Moreover, neocon capitalism is anything but legal. After DeLay and Enron, and scandal after scandal, nobody can deny that right-wing America is more related to fraud than legality.

Capitalism combines the worst of reason and the worst of religion. Religion in right-wing America is a Disneyland religion, a simulacrum. Religion is used by the neocon to justify his blatant irrationality and greed, his right to wealth and power. Bush is not a Shaker or a Quaker, but a Faker. He uses religion to associate himself with the power of the Almighty. And his pretentions are limitless. Bush, like any serial killer, will go on because nobody is preventing him from doing what he does.

Capitalism has no morality, no ethics. Money is the neocon God. Corporate capitalism is dogmatic, it imposes its unjust laws on the whole world, it is totalitarian. It only allows freedom for the Corporations (but not the individual freedom of their CEO's). In essence corporate capitalism is opposed to individual freedom. And it is bound to self-destruct by the very nature of its principal tenet of competition. It thrives on destruction and war and destroys its own world.
The total lack of consideration for humanity, our future, our environment, responsibility or compassion is radical evil.
The word 'evil' that comes to Bush so easily only does so because it is his world, his experience, his evil.

How far the system is dogmatic can be seen in the officials (CEOs, generals, secretaries, presidents) who give up their individual freedom to speak when in office, but once retired they admit they were wrong and point to the flaws in the system. Corporate capitalism hates individual freedom.

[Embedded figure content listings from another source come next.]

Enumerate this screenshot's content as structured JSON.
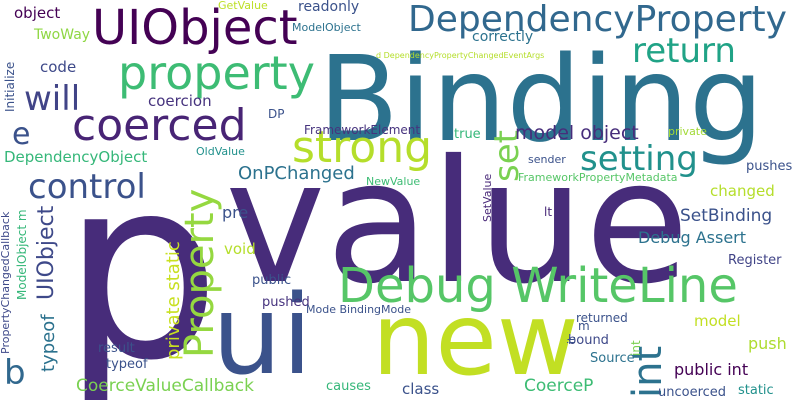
{
  "words": [
    {
      "text": "value",
      "color": "#472c7a"
    },
    {
      "text": "p",
      "color": "#472c7a"
    },
    {
      "text": "Binding",
      "color": "#2c728e"
    },
    {
      "text": "ui",
      "color": "#3b528b"
    },
    {
      "text": "new",
      "color": "#c2df23"
    },
    {
      "text": "UIObject",
      "color": "#440154"
    },
    {
      "text": "DependencyProperty",
      "color": "#31688e"
    },
    {
      "text": "property",
      "color": "#3dbc74"
    },
    {
      "text": "coerced",
      "color": "#482475"
    },
    {
      "text": "Debug WriteLine",
      "color": "#56c667"
    },
    {
      "text": "strong",
      "color": "#b5de2b"
    },
    {
      "text": "setting",
      "color": "#21918c"
    },
    {
      "text": "return",
      "color": "#20a386"
    },
    {
      "text": "control",
      "color": "#3b528b"
    },
    {
      "text": "Property",
      "color": "#95d840"
    },
    {
      "text": "will",
      "color": "#414487"
    },
    {
      "text": "int",
      "color": "#2c728e"
    },
    {
      "text": "set",
      "color": "#7ad151"
    },
    {
      "text": "e",
      "color": "#3b528b"
    },
    {
      "text": "b",
      "color": "#31688e"
    },
    {
      "text": "UIObject",
      "color": "#3e4989"
    },
    {
      "text": "model object",
      "color": "#472d7b"
    },
    {
      "text": "OnPChanged",
      "color": "#2c728e"
    },
    {
      "text": "SetBinding",
      "color": "#3b528b"
    },
    {
      "text": "Debug Assert",
      "color": "#2c728e"
    },
    {
      "text": "typeof",
      "color": "#2c728e"
    },
    {
      "text": "private static",
      "color": "#c8e020"
    },
    {
      "text": "CoerceValueCallback",
      "color": "#7ad151"
    },
    {
      "text": "CoerceP",
      "color": "#3dbc74"
    },
    {
      "text": "public int",
      "color": "#440154"
    },
    {
      "text": "push",
      "color": "#addc30"
    },
    {
      "text": "model",
      "color": "#c2df23"
    },
    {
      "text": "pre",
      "color": "#3b528b"
    },
    {
      "text": "code",
      "color": "#3e4989"
    },
    {
      "text": "coercion",
      "color": "#46337e"
    },
    {
      "text": "DependencyObject",
      "color": "#35b779"
    },
    {
      "text": "changed",
      "color": "#b5de2b"
    },
    {
      "text": "object",
      "color": "#440154"
    },
    {
      "text": "TwoWay",
      "color": "#8fd744"
    },
    {
      "text": "correctly",
      "color": "#2c728e"
    },
    {
      "text": "readonly",
      "color": "#3b528b"
    },
    {
      "text": "void",
      "color": "#b5de2b"
    },
    {
      "text": "public",
      "color": "#3b528b"
    },
    {
      "text": "pushed",
      "color": "#46337e"
    },
    {
      "text": "class",
      "color": "#3b528b"
    },
    {
      "text": "causes",
      "color": "#35b779"
    },
    {
      "text": "result",
      "color": "#3b528b"
    },
    {
      "text": "typeof",
      "color": "#3b528b"
    },
    {
      "text": "Source",
      "color": "#2c728e"
    },
    {
      "text": "bound",
      "color": "#3e4989"
    },
    {
      "text": "returned",
      "color": "#3b528b"
    },
    {
      "text": "uncoerced",
      "color": "#3b528b"
    },
    {
      "text": "static",
      "color": "#21918c"
    },
    {
      "text": "Register",
      "color": "#414487"
    },
    {
      "text": "pushes",
      "color": "#3b528b"
    },
    {
      "text": "FrameworkElement",
      "color": "#46337e"
    },
    {
      "text": "true",
      "color": "#35b779"
    },
    {
      "text": "private",
      "color": "#a2da37"
    },
    {
      "text": "sender",
      "color": "#3b528b"
    },
    {
      "text": "FrameworkPropertyMetadata",
      "color": "#56c667"
    },
    {
      "text": "lt",
      "color": "#482878"
    },
    {
      "text": "OldValue",
      "color": "#21918c"
    },
    {
      "text": "NewValue",
      "color": "#3dbc74"
    },
    {
      "text": "DP",
      "color": "#3b528b"
    },
    {
      "text": "GetValue",
      "color": "#bddf26"
    },
    {
      "text": "ModelObject",
      "color": "#2c728e"
    },
    {
      "text": "d DependencyPropertyChangedEventArgs",
      "color": "#b5de2b"
    },
    {
      "text": "Mode BindingMode",
      "color": "#3b528b"
    },
    {
      "text": "m",
      "color": "#3b528b"
    },
    {
      "text": "ModelObject m",
      "color": "#35b779"
    },
    {
      "text": "Initialize",
      "color": "#3b528b"
    },
    {
      "text": "PropertyChangedCallback",
      "color": "#3e4989"
    },
    {
      "text": "SetValue",
      "color": "#482878"
    },
    {
      "text": "it",
      "color": "#3b528b"
    },
    {
      "text": "int",
      "color": "#7ad151"
    }
  ]
}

"So let the Age turn, as St. Paul promised. We're well done with this world."

Wal-Mart

ICH: "There is no legal or Constitutional authority, to date, under which this administration can proceed to an attack on Iran, much less one involving an unprovoked and unnecessary resort to nuclear weaponry.
Should our military fail us now, we must act ourselves. If the good men and women who wear our uniform will not refuse unlawful duty, and those more compliant with authority will not stand down in the face of the threatened attack, then we the people must immediately take the present government down."